In 2012 he published Bright Moon, White Clouds: Selected Poems of Li Po, again with Shambhala, and my favorite of his works. Li Po is by all accounts the other of the greatest Chinese poets, along with Du Fu, who adored Li Po with the ardor of a worshiping younger brother (he was Li Po’s junior by a decade). Du Fu is the conscientious member of the family who set out to make good: he has something of the swot about him, and it’s plain he very much took to heart his failure to achieve the clerkly success that was one measure of a man in T’ang China. He is also the poet who gave to Chinese poetry a new range in expressing the tragedies, the losses and the horrors of the An Lu-Shan rebellion and the crashing disorder it brought to the world he lived in. Li Po was the mischievous, hard-drinking adored firstborn who lived in a state of grace, mostly due to his endless energy and his gift of expression. In Mandarin his poems have by reputation a kind of golden beauty given only to the greatest masters. He was not an innovator, but a perfector; what he did, he just did better than anyone. And he was the kind of person who moved in an air of extravagant legend: he was said to be ten feet tall; the emperor described him as “a banished immortal;” he was later believed to have died by attempting to embrace the moon’s reflection in a river and drowning.
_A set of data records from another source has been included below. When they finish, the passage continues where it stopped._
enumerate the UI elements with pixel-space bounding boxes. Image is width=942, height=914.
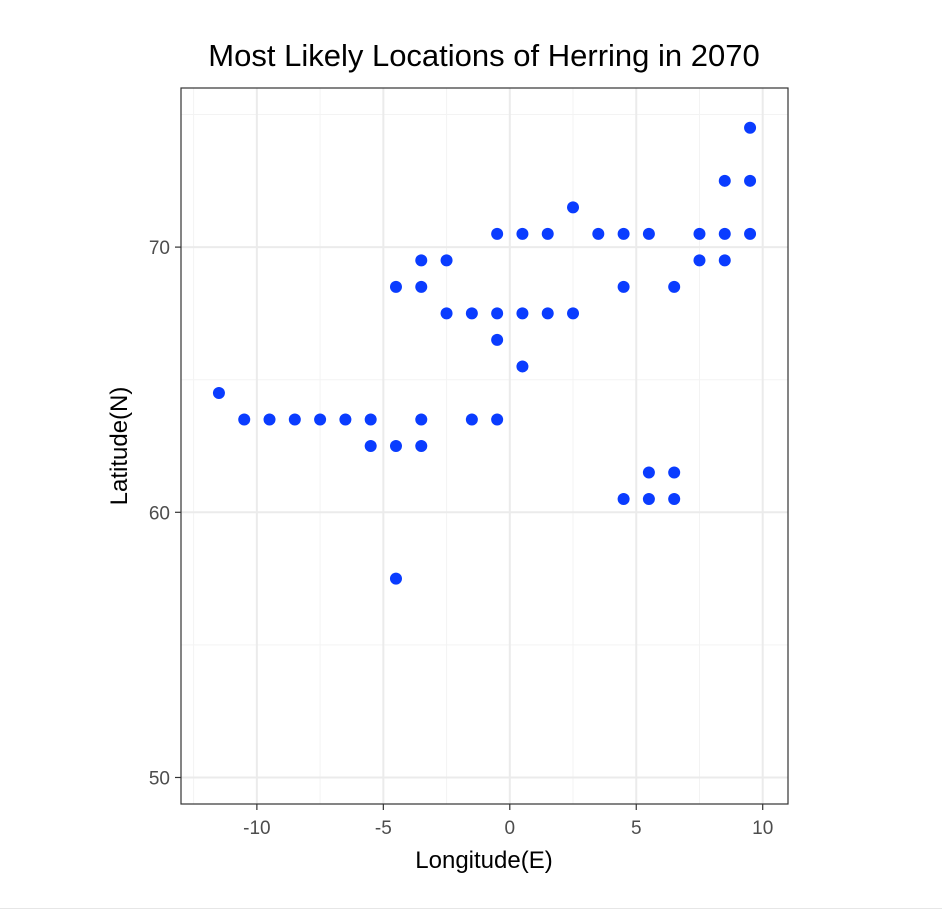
data-point: [212, 386, 225, 399]
data-point: [516, 307, 529, 320]
ticks-layer: -10 -5 0 5 10 50 60 70: [149, 238, 773, 839]
data-point: [415, 254, 428, 267]
data-point: [491, 333, 504, 346]
data-point: [541, 307, 554, 320]
chart-title: Most Likely Locations of Herring in 2070: [208, 38, 759, 73]
data-point: [693, 254, 706, 267]
grid-layer: [181, 88, 788, 804]
x-tick-label: -5: [375, 818, 392, 839]
x-tick-label: 0: [505, 818, 516, 839]
data-point: [592, 227, 605, 240]
data-point: [668, 493, 681, 506]
data-point: [718, 174, 731, 187]
y-tick-label: 50: [149, 768, 170, 789]
data-point: [541, 227, 554, 240]
data-point: [642, 466, 655, 479]
data-point: [238, 413, 251, 426]
data-point: [668, 280, 681, 293]
data-point: [744, 174, 757, 187]
x-tick-label: -10: [243, 818, 270, 839]
data-point: [718, 227, 731, 240]
data-point: [440, 307, 453, 320]
x-axis-label: Longitude(E): [415, 847, 552, 874]
data-point: [668, 466, 681, 479]
x-tick-label: 5: [631, 818, 642, 839]
data-point: [567, 307, 580, 320]
data-point: [567, 201, 580, 214]
data-point: [415, 280, 428, 293]
data-point: [617, 227, 630, 240]
data-point: [389, 280, 402, 293]
data-point: [693, 227, 706, 240]
data-point: [718, 254, 731, 267]
y-tick-label: 70: [149, 238, 170, 259]
data-point: [364, 440, 377, 452]
data-point: [440, 254, 453, 267]
data-point: [389, 440, 402, 452]
data-point: [339, 413, 352, 426]
data-point: [744, 227, 757, 240]
data-point: [364, 413, 377, 426]
data-point: [617, 493, 630, 506]
points-layer: [212, 121, 757, 585]
data-point: [314, 413, 327, 426]
data-point: [465, 307, 478, 320]
data-point: [465, 413, 478, 426]
data-point: [642, 227, 655, 240]
data-point: [744, 121, 757, 134]
x-tick-label: 10: [752, 818, 773, 839]
data-point: [516, 360, 529, 373]
data-point: [516, 227, 529, 240]
panel-border: [180, 87, 789, 805]
data-point: [389, 572, 402, 585]
y-axis-label: Latitude(N): [106, 387, 133, 506]
data-point: [263, 413, 276, 426]
data-point: [491, 227, 504, 240]
data-point: [617, 280, 630, 293]
bottom-divider: [0, 908, 942, 909]
data-point: [491, 413, 504, 426]
data-point: [288, 413, 301, 426]
data-point: [415, 413, 428, 426]
data-point: [491, 307, 504, 320]
data-point: [415, 440, 428, 452]
data-point: [642, 493, 655, 506]
y-tick-label: 60: [149, 503, 170, 524]
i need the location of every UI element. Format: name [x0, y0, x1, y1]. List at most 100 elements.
In the most accomplished and wondrous period of Chinese history, he was considered one of the T’ang’s “three wonders,” alongside Pei Min, a master swordsman, and Zhang Xu, a master calligrapher.

A portion of Li Po’s verse is happily marked with a simply expansive spirit, a disdain for class distinction, a mix of aplomb and bonhomie; he’s terrific company. But some of the wild wonder of his more legendary presence also inhabits his verse, even in translation. Unlike Du Fu, who seems to us completely, insistently secular, saturated in heartbreak and tragedy, Li Po was a rapt wanderer, almost a shaman, who studied with Taoist masters; and here we may find a connection with those later drinking songs Seaton translated. Drink was one of the ways T’ang poets got their feet off the ground, but because of its connection with Taoist elixirs and the pursuit of immortality, the drinking songs always refuse to be just drinking songs, like, say, the rowdy bibulous lyrics in the Carmina Burana. The Taoist-influenced poets, when they drink, seem to go somewhere, some place that is not quite the ordinary earth. And their words take on not only the cheer of a good high, but the accents of Lao Tzu and the other Taoist sages, so that those woodland paths, the gaggles of courtesans, the infinite emptiness of the night sky above, all partake of the uncanny, even the wondrous. Seaton’s translations bring across the expansive heart of Li Po, but at their best they also convey this strange and heightened air.

This night, in Summit Temple,

I raise my hand and touch the stars.

I wouldn’t dare to raise my voice,

for fear I’d wake them, up in Heaven.

Seaton ends his selection with a seventeen-poem sequence, “Fall Cove Songs,” by the end of which Fall Cove seems a near neighbor to Han Shan’s Cold Mountain—another place not entirely on any map. “There is another world other than this one we choose to live in,” Li Po writes, and, reading Seaton’s versions, we feel we’ve spent a little time there ourselves.